The global manufacturing industry is so huge that individual consumers feel relatively detached. There are still places where you can buy a loaf of bread or knitted scarf from the person who made it. But typically, clothes are purchased from large stores – and these in turn are often part of even larger multinational corporations. The advantage is that large orders translate to a lower price per item. The disadvantage is an ever-increasing separation between production and the final garment wearer. Numerous middlemen along the way mean that no one person is willing to take responsibility for ethical business choices and quality control – there are just too many players involved.
A New Zealand company, Icebreaker, is setting a new business model. If you are interested in sustainable choices and responsible companies, then perhaps this approach will resonate. Each wool garment carries a Baacode. Typing in the unique code on the company’s website allows access to information about the original owner of the wool. Not only can customers see where the sheep come from, but there are photos and videos of the farm, individual farmers, and the geographical region.
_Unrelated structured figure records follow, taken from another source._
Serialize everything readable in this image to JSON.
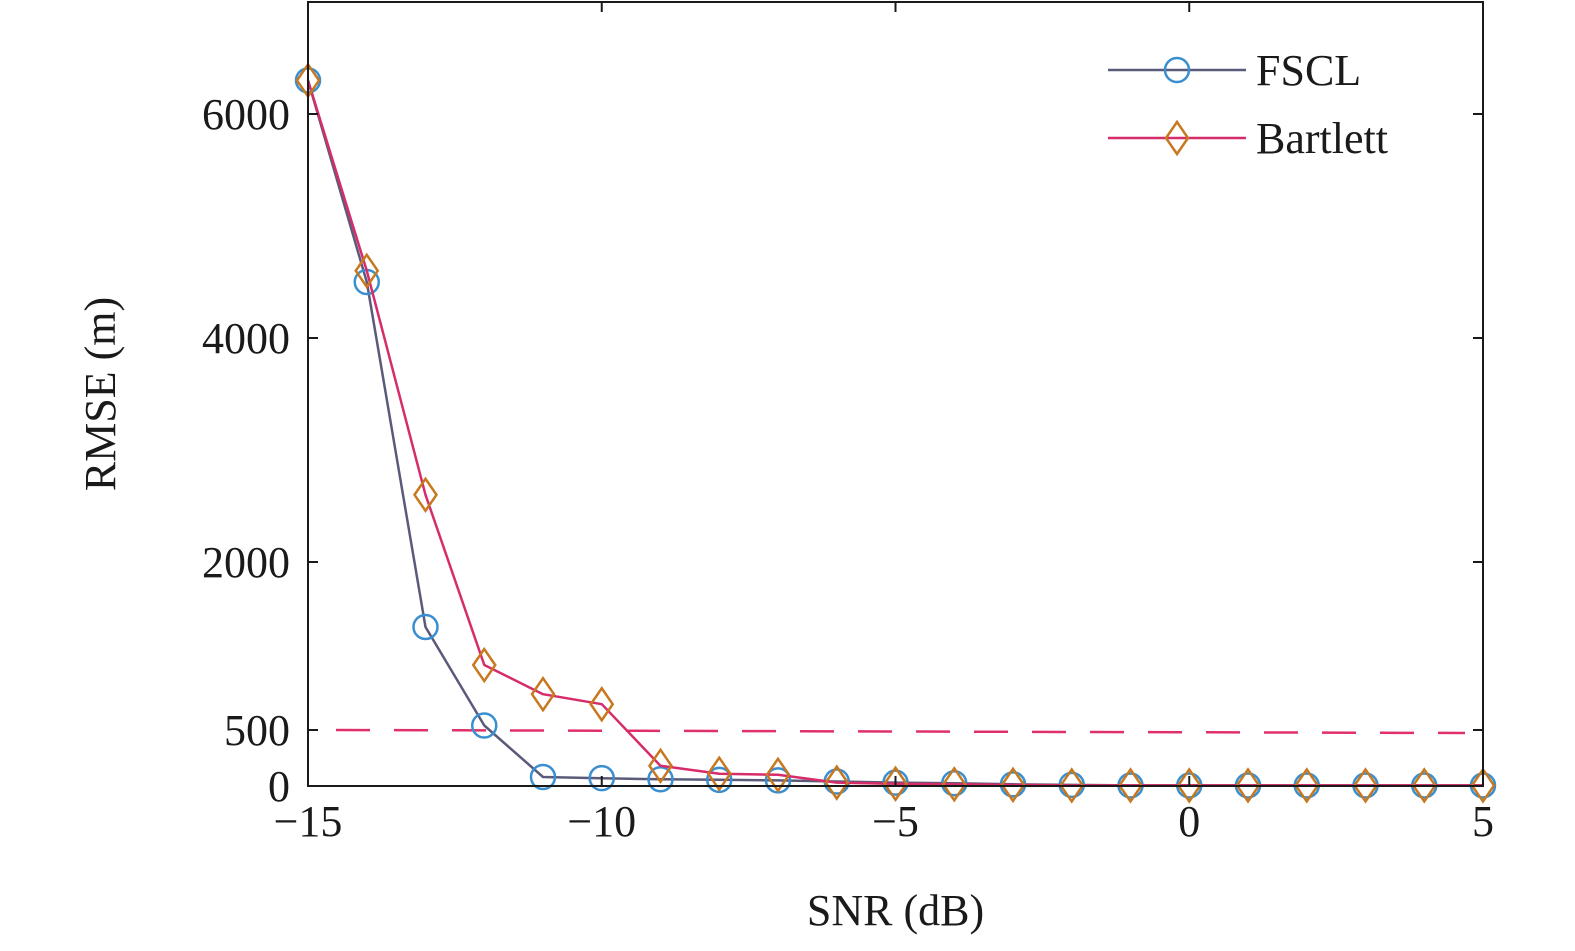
{
  "chart_data": {
    "type": "line",
    "xlabel": "SNR (dB)",
    "ylabel": "RMSE (m)",
    "xlim": [
      -15,
      5
    ],
    "ylim": [
      0,
      7000
    ],
    "x_ticks": [
      -15,
      -10,
      -5,
      0,
      5
    ],
    "x_tick_labels": [
      "−15",
      "−10",
      "−5",
      "0",
      "5"
    ],
    "y_ticks": [
      0,
      500,
      2000,
      4000,
      6000
    ],
    "y_tick_labels": [
      "0",
      "500",
      "2000",
      "4000",
      "6000"
    ],
    "grid": false,
    "legend_position": "top-right",
    "x": [
      -15,
      -14,
      -13,
      -12,
      -11,
      -10,
      -9,
      -8,
      -7,
      -6,
      -5,
      -4,
      -3,
      -2,
      -1,
      0,
      1,
      2,
      3,
      4,
      5
    ],
    "series": [
      {
        "name": "FSCL",
        "marker": "circle",
        "line_color": "#5a5a7a",
        "marker_color": "#3a8fd0",
        "values": [
          6300,
          4500,
          1420,
          540,
          80,
          70,
          60,
          55,
          50,
          40,
          30,
          25,
          15,
          10,
          5,
          5,
          5,
          5,
          5,
          5,
          5
        ]
      },
      {
        "name": "Bartlett",
        "marker": "diamond",
        "line_color": "#d62d6a",
        "marker_color": "#c8781e",
        "values": [
          6300,
          4600,
          2600,
          1080,
          820,
          730,
          180,
          110,
          100,
          30,
          20,
          15,
          10,
          5,
          5,
          5,
          5,
          5,
          5,
          5,
          5
        ]
      }
    ],
    "reference_line": {
      "y": 500,
      "style": "dashed",
      "color": "#e0306a"
    }
  }
}
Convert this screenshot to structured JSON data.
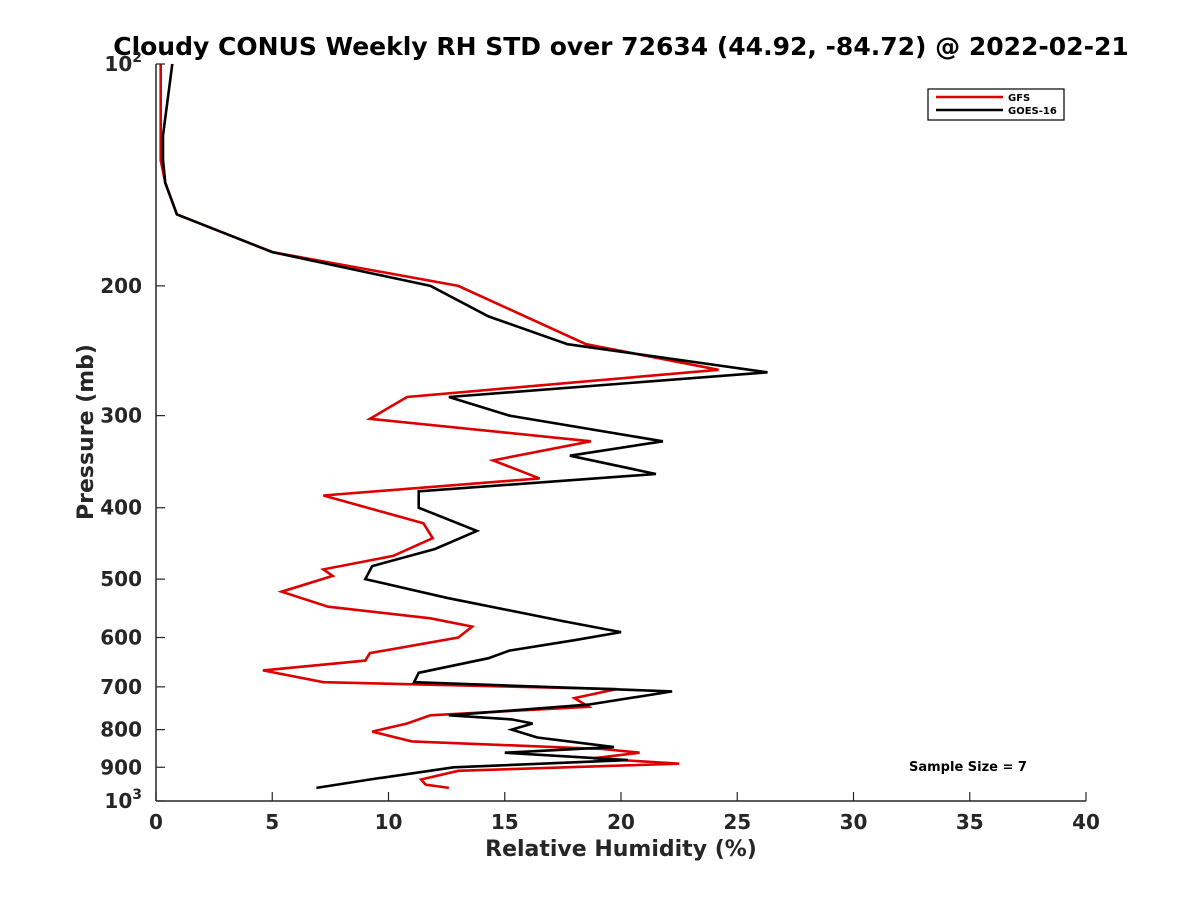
{
  "chart_data": {
    "type": "line",
    "title": "Cloudy CONUS Weekly RH STD over 72634 (44.92, -84.72) @ 2022-02-21",
    "xlabel": "Relative Humidity (%)",
    "ylabel": "Pressure (mb)",
    "xlim": [
      0,
      40
    ],
    "ylim": [
      100,
      1000
    ],
    "y_scale": "log",
    "y_reversed": true,
    "x_ticks": [
      "0",
      "5",
      "10",
      "15",
      "20",
      "25",
      "30",
      "35",
      "40"
    ],
    "y_ticks": [
      {
        "value": 100,
        "label": "10",
        "exp": "2"
      },
      {
        "value": 200,
        "label": "200"
      },
      {
        "value": 300,
        "label": "300"
      },
      {
        "value": 400,
        "label": "400"
      },
      {
        "value": 500,
        "label": "500"
      },
      {
        "value": 600,
        "label": "600"
      },
      {
        "value": 700,
        "label": "700"
      },
      {
        "value": 800,
        "label": "800"
      },
      {
        "value": 900,
        "label": "900"
      },
      {
        "value": 1000,
        "label": "10",
        "exp": "3"
      }
    ],
    "grid": false,
    "legend_position": "top-right",
    "annotation": "Sample Size = 7",
    "series": [
      {
        "name": "GFS",
        "color": "#dd0000",
        "points": [
          [
            0.2,
            100
          ],
          [
            0.2,
            125
          ],
          [
            0.2,
            135
          ],
          [
            0.4,
            145
          ],
          [
            0.9,
            160
          ],
          [
            5.0,
            180
          ],
          [
            13.0,
            200
          ],
          [
            18.5,
            240
          ],
          [
            24.2,
            260
          ],
          [
            10.8,
            283
          ],
          [
            9.2,
            303
          ],
          [
            18.7,
            325
          ],
          [
            14.5,
            345
          ],
          [
            16.5,
            365
          ],
          [
            7.2,
            385
          ],
          [
            11.5,
            420
          ],
          [
            11.9,
            440
          ],
          [
            10.2,
            465
          ],
          [
            7.2,
            485
          ],
          [
            7.6,
            495
          ],
          [
            5.4,
            520
          ],
          [
            7.4,
            545
          ],
          [
            11.8,
            565
          ],
          [
            13.6,
            580
          ],
          [
            13.0,
            600
          ],
          [
            9.2,
            630
          ],
          [
            9.0,
            645
          ],
          [
            4.6,
            665
          ],
          [
            7.2,
            690
          ],
          [
            19.8,
            705
          ],
          [
            18.0,
            725
          ],
          [
            18.6,
            745
          ],
          [
            11.8,
            765
          ],
          [
            10.8,
            785
          ],
          [
            9.3,
            805
          ],
          [
            11.0,
            830
          ],
          [
            19.2,
            850
          ],
          [
            20.8,
            860
          ],
          [
            18.8,
            875
          ],
          [
            22.5,
            890
          ],
          [
            13.0,
            910
          ],
          [
            11.4,
            935
          ],
          [
            11.6,
            950
          ],
          [
            12.6,
            960
          ]
        ]
      },
      {
        "name": "GOES-16",
        "color": "#000000",
        "points": [
          [
            0.7,
            100
          ],
          [
            0.3,
            125
          ],
          [
            0.3,
            135
          ],
          [
            0.4,
            145
          ],
          [
            0.9,
            160
          ],
          [
            5.0,
            180
          ],
          [
            11.8,
            200
          ],
          [
            14.3,
            220
          ],
          [
            17.7,
            240
          ],
          [
            26.3,
            262
          ],
          [
            12.6,
            283
          ],
          [
            15.2,
            300
          ],
          [
            21.8,
            325
          ],
          [
            17.8,
            340
          ],
          [
            21.5,
            360
          ],
          [
            11.3,
            380
          ],
          [
            11.3,
            400
          ],
          [
            13.8,
            430
          ],
          [
            12.0,
            455
          ],
          [
            9.3,
            480
          ],
          [
            9.0,
            500
          ],
          [
            12.5,
            530
          ],
          [
            17.5,
            570
          ],
          [
            20.0,
            590
          ],
          [
            18.0,
            605
          ],
          [
            15.2,
            625
          ],
          [
            14.3,
            640
          ],
          [
            11.3,
            670
          ],
          [
            11.1,
            690
          ],
          [
            22.2,
            710
          ],
          [
            18.6,
            740
          ],
          [
            12.6,
            765
          ],
          [
            15.3,
            775
          ],
          [
            16.2,
            785
          ],
          [
            15.3,
            800
          ],
          [
            16.4,
            820
          ],
          [
            19.7,
            845
          ],
          [
            15.0,
            860
          ],
          [
            20.3,
            880
          ],
          [
            12.8,
            900
          ],
          [
            9.2,
            935
          ],
          [
            6.9,
            960
          ]
        ]
      }
    ]
  }
}
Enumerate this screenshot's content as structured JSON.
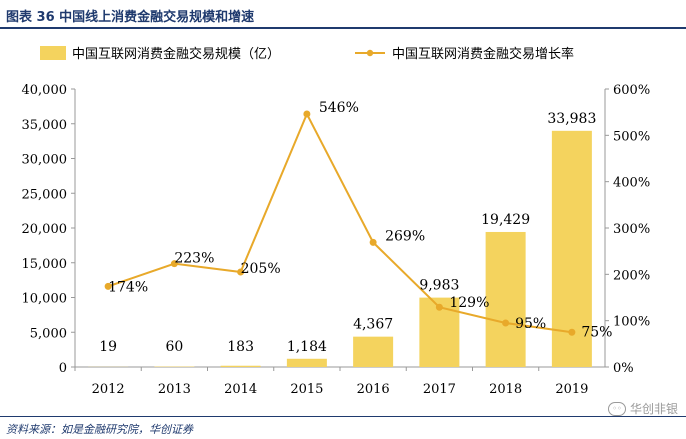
{
  "figure": {
    "title": "图表 36   中国线上消费金融交易规模和增速",
    "source": "资料来源：如是金融研究院，华创证券",
    "watermark": "华创非银"
  },
  "chart_data": {
    "type": "bar",
    "categories": [
      "2012",
      "2013",
      "2014",
      "2015",
      "2016",
      "2017",
      "2018",
      "2019"
    ],
    "series": [
      {
        "name": "中国互联网消费金融交易规模（亿）",
        "kind": "bar",
        "axis": "left",
        "values": [
          19,
          60,
          183,
          1184,
          4367,
          9983,
          19429,
          33983
        ],
        "labels": [
          "19",
          "60",
          "183",
          "1,184",
          "4,367",
          "9,983",
          "19,429",
          "33,983"
        ]
      },
      {
        "name": "中国互联网消费金融交易增长率",
        "kind": "line",
        "axis": "right",
        "values": [
          174,
          223,
          205,
          546,
          269,
          129,
          95,
          75
        ],
        "labels": [
          "174%",
          "223%",
          "205%",
          "546%",
          "269%",
          "129%",
          "95%",
          "75%"
        ]
      }
    ],
    "y_left": {
      "min": 0,
      "max": 40000,
      "ticks": [
        0,
        5000,
        10000,
        15000,
        20000,
        25000,
        30000,
        35000,
        40000
      ],
      "tick_labels": [
        "0",
        "5,000",
        "10,000",
        "15,000",
        "20,000",
        "25,000",
        "30,000",
        "35,000",
        "40,000"
      ]
    },
    "y_right": {
      "min": 0,
      "max": 600,
      "ticks": [
        0,
        100,
        200,
        300,
        400,
        500,
        600
      ],
      "tick_labels": [
        "0%",
        "100%",
        "200%",
        "300%",
        "400%",
        "500%",
        "600%"
      ]
    },
    "colors": {
      "bar": "#f4d35e",
      "line": "#e8a92a",
      "axis": "#999999",
      "grid": "#dddddd"
    },
    "legend": "top",
    "grid": false
  }
}
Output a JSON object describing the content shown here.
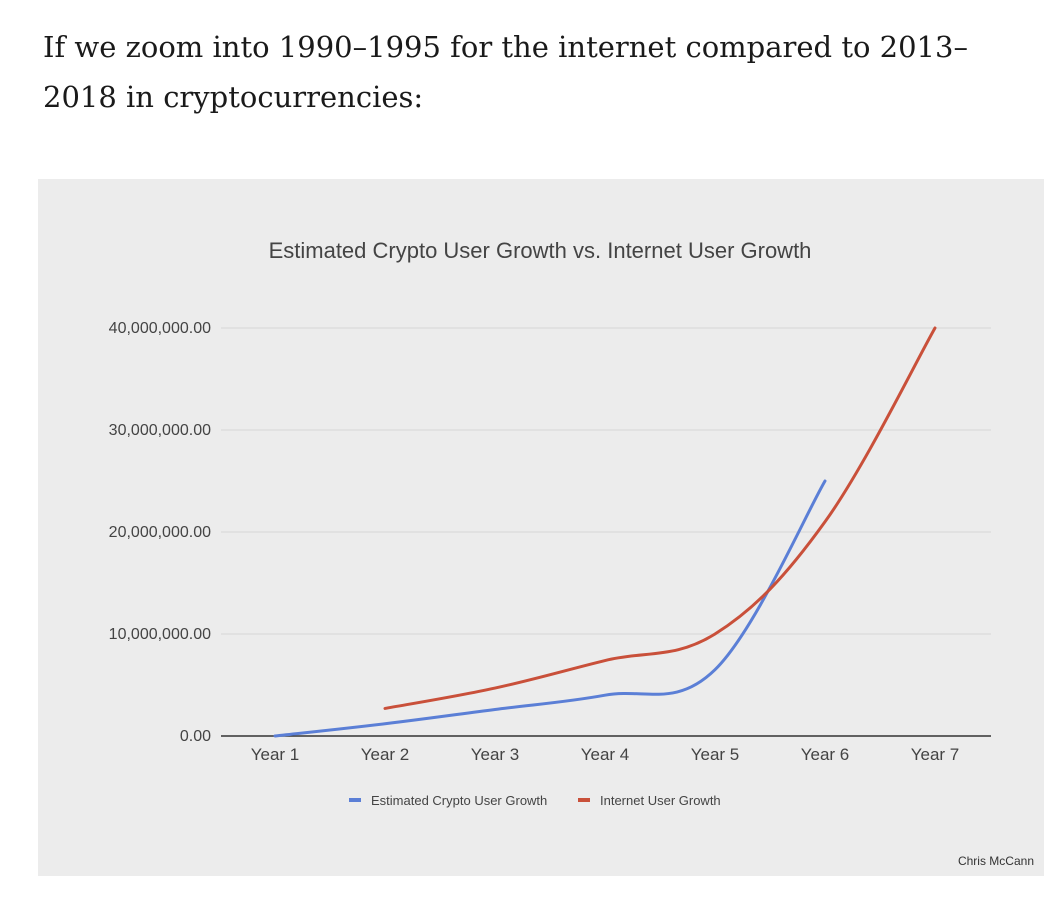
{
  "intro_text": "If we zoom into 1990–1995 for the internet compared to 2013–2018 in cryptocurrencies:",
  "credit": "Chris McCann",
  "colors": {
    "crypto": "#5b7fd6",
    "internet": "#c9503a",
    "card_bg": "#ececec",
    "grid": "#d6d6d6",
    "text": "#444444"
  },
  "chart_data": {
    "type": "line",
    "title": "Estimated Crypto User Growth vs. Internet User Growth",
    "xlabel": "",
    "ylabel": "",
    "categories": [
      "Year 1",
      "Year 2",
      "Year 3",
      "Year 4",
      "Year 5",
      "Year 6",
      "Year 7"
    ],
    "yticks": [
      "0.00",
      "10,000,000.00",
      "20,000,000.00",
      "30,000,000.00",
      "40,000,000.00"
    ],
    "ylim": [
      0,
      40000000
    ],
    "legend_position": "bottom",
    "grid": true,
    "series": [
      {
        "name": "Estimated Crypto User Growth",
        "values": [
          0,
          1200000,
          2600000,
          4000000,
          6500000,
          25000000,
          null
        ]
      },
      {
        "name": "Internet User Growth",
        "values": [
          null,
          2700000,
          4700000,
          7400000,
          10000000,
          21000000,
          40000000
        ]
      }
    ]
  }
}
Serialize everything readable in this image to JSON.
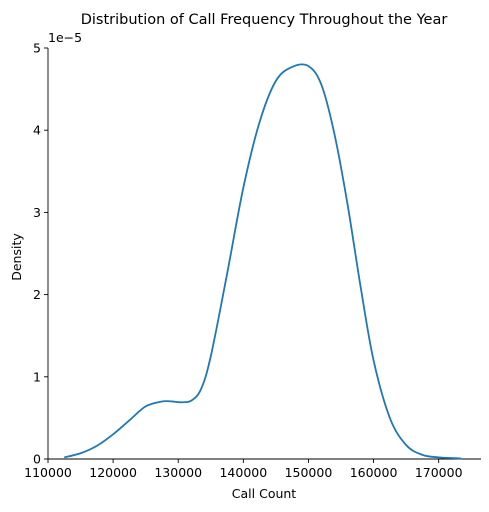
{
  "chart_data": {
    "type": "line",
    "title": "Distribution of Call Frequency Throughout the Year",
    "xlabel": "Call Count",
    "ylabel": "Density",
    "y_multiplier": "1e−5",
    "xlim": [
      110000,
      176500
    ],
    "ylim": [
      0,
      5
    ],
    "x_ticks": [
      110000,
      120000,
      130000,
      140000,
      150000,
      160000,
      170000
    ],
    "x_tick_labels": [
      "110000",
      "120000",
      "130000",
      "140000",
      "150000",
      "160000",
      "170000"
    ],
    "y_ticks": [
      0,
      1,
      2,
      3,
      4,
      5
    ],
    "y_tick_labels": [
      "0",
      "1",
      "2",
      "3",
      "4",
      "5"
    ],
    "grid": false,
    "line_color": "#1f77b4",
    "series": [
      {
        "name": "",
        "x": [
          112500,
          115000,
          117500,
          120000,
          122500,
          125000,
          127500,
          129000,
          130500,
          132000,
          133500,
          135000,
          137500,
          140000,
          142500,
          145000,
          147500,
          150000,
          152000,
          154000,
          156000,
          158000,
          160000,
          162500,
          165000,
          167500,
          170000,
          172500,
          173500
        ],
        "y": [
          0.02,
          0.07,
          0.16,
          0.3,
          0.47,
          0.64,
          0.7,
          0.7,
          0.69,
          0.71,
          0.85,
          1.25,
          2.25,
          3.3,
          4.1,
          4.6,
          4.77,
          4.78,
          4.55,
          3.95,
          3.1,
          2.1,
          1.2,
          0.5,
          0.17,
          0.05,
          0.02,
          0.01,
          0.005
        ]
      }
    ]
  }
}
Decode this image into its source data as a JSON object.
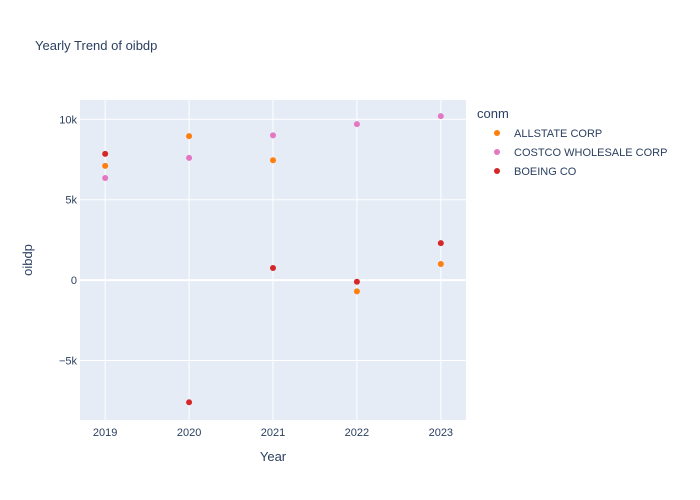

If you are curious to see how it works but have no Baacode product, the website provides sample codes. Their ethics policy includes both environmental and animal welfare considerations. Icebreaker uses wool from merino sheep farmed in fragile ecosystems using low-intensity traditional techniques. With a modern emphasis on more and faster, this approach needs stewardship. Compare the fate of Scotland’s knitwear industry, which is increasingly contracted out to Asian garment companies to the detriment of traditional techniques and sheep farmers.
Grazing sheep at low-density allows vegetation to regenerate. Farmers ensure that sheep are raised with animal welfare considerations such as free-range movement, winter food supplementation, and conscientious veterinary treatment. In return, Icebreaker provides a reliable wool market at a fair price, creating a stable economy for farms and consumers.
Down the production chain, although the wool is shipped to Europe and other regions for further processing, ethical guidelines are followed. Recycled waste and energy, along with alternative power sources, are important considerations. Adhering to global quality assurance standards, such as ISO 9001, is a requirement. Fair and sustainable working conditions are also considered.
If making ethical decisions – considering the environment, animal welfare, and working conditions – works on a small scale, why can’t the approach be used on a bigger scale? While large companies often claim that such policies would be both expensive and difficult to enforce, such protestations are probably just heel-dragging. Consumers need to demand change – and sooner is definitely better.